It's not very hard to think about being a mother on Mother's Day, but it is a little uncomfortable. Maybe because I still can't believe I'm old enough to be a mother--five times! (Imagine how I feel on Grandparents Day.) Maybe I don't feel I've been kind enough, strong enough, smart enough, patient enough...well, you see where I'm going; maybe there are too many reasons I don't see how I could possibly deserve my own day. You should have to be a very wise person to have your own day--and the things I am wise about certainly don't deserve a day; maybe those things deserve a delete button.

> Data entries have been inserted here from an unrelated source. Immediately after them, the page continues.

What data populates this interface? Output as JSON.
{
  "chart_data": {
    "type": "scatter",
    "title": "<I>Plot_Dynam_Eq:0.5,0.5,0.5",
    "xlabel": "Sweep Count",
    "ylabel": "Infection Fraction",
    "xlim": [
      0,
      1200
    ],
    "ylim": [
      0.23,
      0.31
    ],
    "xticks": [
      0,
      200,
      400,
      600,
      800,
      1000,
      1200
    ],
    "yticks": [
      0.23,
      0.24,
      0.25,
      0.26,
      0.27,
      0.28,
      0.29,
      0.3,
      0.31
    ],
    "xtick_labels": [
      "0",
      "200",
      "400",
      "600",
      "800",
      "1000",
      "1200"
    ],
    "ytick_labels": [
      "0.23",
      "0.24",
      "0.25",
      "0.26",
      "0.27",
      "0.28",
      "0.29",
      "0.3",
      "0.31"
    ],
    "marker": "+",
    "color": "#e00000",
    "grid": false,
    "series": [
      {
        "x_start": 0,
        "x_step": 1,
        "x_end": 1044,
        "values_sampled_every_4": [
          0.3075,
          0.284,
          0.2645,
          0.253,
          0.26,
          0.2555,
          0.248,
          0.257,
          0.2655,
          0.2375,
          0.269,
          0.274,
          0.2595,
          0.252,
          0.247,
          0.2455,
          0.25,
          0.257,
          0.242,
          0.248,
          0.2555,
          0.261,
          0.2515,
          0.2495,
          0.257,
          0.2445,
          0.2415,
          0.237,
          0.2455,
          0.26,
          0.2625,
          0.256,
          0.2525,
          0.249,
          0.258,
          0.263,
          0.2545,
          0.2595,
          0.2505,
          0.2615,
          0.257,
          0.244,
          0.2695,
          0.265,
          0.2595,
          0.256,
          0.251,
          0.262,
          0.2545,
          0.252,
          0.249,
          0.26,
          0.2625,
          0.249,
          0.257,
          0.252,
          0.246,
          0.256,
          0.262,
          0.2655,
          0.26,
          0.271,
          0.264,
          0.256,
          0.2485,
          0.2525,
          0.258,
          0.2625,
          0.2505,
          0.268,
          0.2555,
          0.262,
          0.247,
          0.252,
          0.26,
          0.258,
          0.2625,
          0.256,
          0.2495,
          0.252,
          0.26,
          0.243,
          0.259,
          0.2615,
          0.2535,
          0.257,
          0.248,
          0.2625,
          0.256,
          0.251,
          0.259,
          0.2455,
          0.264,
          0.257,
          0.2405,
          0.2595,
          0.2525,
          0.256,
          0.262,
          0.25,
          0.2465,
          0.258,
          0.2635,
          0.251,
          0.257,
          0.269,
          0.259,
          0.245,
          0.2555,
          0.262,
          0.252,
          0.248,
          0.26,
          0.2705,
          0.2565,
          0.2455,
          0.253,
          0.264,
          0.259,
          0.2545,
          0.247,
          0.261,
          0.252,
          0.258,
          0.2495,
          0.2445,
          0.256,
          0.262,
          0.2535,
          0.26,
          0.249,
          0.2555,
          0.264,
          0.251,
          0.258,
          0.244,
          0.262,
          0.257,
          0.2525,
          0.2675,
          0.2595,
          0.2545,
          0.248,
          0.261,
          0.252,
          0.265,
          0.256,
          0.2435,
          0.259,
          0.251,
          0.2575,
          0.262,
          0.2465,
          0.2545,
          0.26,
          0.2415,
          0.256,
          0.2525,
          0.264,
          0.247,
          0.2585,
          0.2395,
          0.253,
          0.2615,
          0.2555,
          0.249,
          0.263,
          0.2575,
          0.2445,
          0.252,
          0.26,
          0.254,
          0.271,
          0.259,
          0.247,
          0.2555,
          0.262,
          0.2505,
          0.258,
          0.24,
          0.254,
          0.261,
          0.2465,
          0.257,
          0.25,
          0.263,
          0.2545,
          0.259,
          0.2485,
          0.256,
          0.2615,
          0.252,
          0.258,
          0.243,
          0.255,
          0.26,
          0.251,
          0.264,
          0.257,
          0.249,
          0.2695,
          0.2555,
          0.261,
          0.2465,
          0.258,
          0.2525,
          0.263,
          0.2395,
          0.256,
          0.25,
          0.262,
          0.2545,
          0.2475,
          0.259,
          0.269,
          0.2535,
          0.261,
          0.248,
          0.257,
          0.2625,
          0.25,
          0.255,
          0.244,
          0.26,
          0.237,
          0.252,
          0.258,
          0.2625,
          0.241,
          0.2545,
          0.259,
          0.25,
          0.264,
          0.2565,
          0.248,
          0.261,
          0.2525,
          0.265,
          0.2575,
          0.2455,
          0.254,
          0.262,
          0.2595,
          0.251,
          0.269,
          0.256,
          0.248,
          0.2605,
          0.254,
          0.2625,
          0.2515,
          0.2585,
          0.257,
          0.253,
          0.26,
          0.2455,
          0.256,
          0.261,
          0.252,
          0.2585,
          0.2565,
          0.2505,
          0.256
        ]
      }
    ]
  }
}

There are and have been many women in the world whom I'd choose to be my mother for Mother's Day; they could take turns, like getting on that special horse on the Merry-Go-Round. And having had a child isn't a requirement. Mother Theresa, for example. Now how amazing would that be? I would never go hungry spiritually or physically. Or Erma Bombeck? I'd laugh at least once every day. I wanted to be Laura Petrie in a white sweater and black capri pants; she was a great mom, so vulnerable and apologetic, "O-h-h, R-o-b!" Patti LaBelle? Oh my gosh, I've read that she loves to cook for people and even cooked for Elton John when they were both young and broke and beginning to fly. I imagine that the music in the air of my dreams would be more than enough to live on with Miss Patti in the picture.
I would be blessed to have been the daughter of any of my daughters. (The thought creeps them out---it is kind of weird and you can't think about it too much.) In spite of me and all of my mistakes, misjudgements, precautions, my five daughters have great hearts and great souls. They would have loved me, I know. Just like I know Jesus loves me.
So, in order to have had my mom-daughters, I am grateful for my own mother, Preta. She was, in my and my therapist's opinion, overly harsh--Preta definitely didn't play. I can say, however, that she didn't let anyone mess with me or not let me have my chance. I think she was a little disappointed that I never "took my shoe off" and fought back. She was at some times adored, other times hated, and most often feared; many of her ways I did not pass on. But in her last hours of life, she gave me something silent and powerful: she hugged me and gave me a kiss on the cheek and put the blanket over her head to go to sleep. I never saw her alive again.
I am grateful for Peter's mother, too. Margaret. Without her, there wouldn't be such a kind and good, loyal and loving man who helped my mom-daughters even be in the world. She seemed a bit like my favorite TV mom, Leave it to Beaver's mom. I've missed her. She always listened to my insanely goofy calls (and she'd call every week) with such respect. Even when I'd complain about her son, she'd take my side! She always welcomed me into her world. She liked happiness.
They both told me, at various times, that I was a good mother. Perhaps it's the children who should make that call. I did try, though; and it was often the best thing I ever did. So, maybe we don't need a "Mother's Day" or a "Father's Day" - there's too big a chance of missing someone very important to be grateful for who may not be technically a mother or father at all, much less our own. But they cared like one, a good one. Maybe we just need a "Those Who Cared About Me Day." For me, there are a lot of you out there. Happy Day!